There are two common ways of developing the positioning for a new pharmaceutical brand. The first typically looks like this: a megalomaniacal brand manager locks himself in an office and emerges two hours later with a positioning statement. The second approach typically looks like this: the brand team develops a handful of potential positioning concepts and conducts rigorous market research to optimize their brand positioning. Although the first approach is not uncommon, most successful brand teams take the second approach. Of course, we generally recommend the latter to our clients. However, we too often we see brand teams investing significant resources in market research to test really lousy positioning concepts. While this is certainly more effective than conducting no research at all, the quality of the positioning concepts drives the quality of the ultimate brand positioning. As the adage goes: garbage in, garbage out. In working with our clients, we have developed a set of 5 simple guidelines to develop effective positioning concepts:
- Develop a limited set of concepts: While there is no magic number, it’s more effective to focus on developing 5 – 6 great concepts rather than a large number of mediocre concepts.

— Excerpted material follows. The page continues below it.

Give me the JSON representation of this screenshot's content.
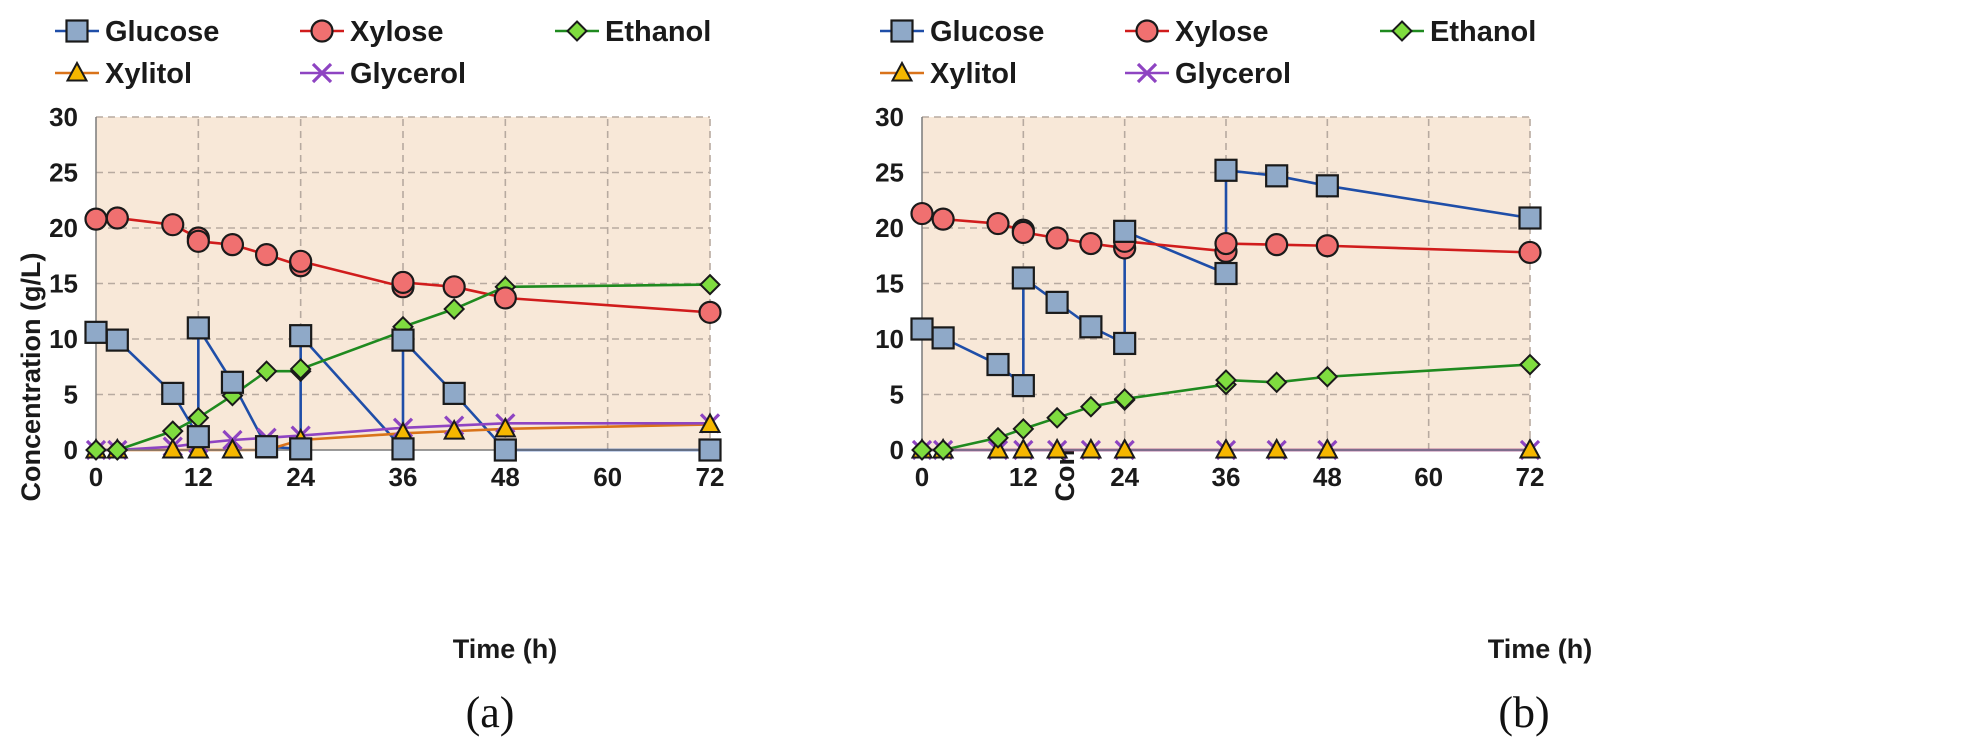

- Create mutually exclusive concepts: Concepts should be discrete ideas and not simply different articulations of the same fundamental theme.
- Follow a common structure and format: Concepts should be similar in length, tone (e.g. rational vs. emotional) and structure (e.g. insight + benefit + reason to believe).
- Evaluate the full spectrum of ideas: Concepts should address a range of potential ideas; it is valuable to test a few ideas that are very aspirational or even a bit ‘out there’.
- Develop a singular idea for each concept: Each concept should communicate a single, focused benefit; the concepts should not be a litany of multiple benefits.
By following these guidelines, pharmaceutical brand teams get more out of their market research investments and ultimately end up with more successful brands.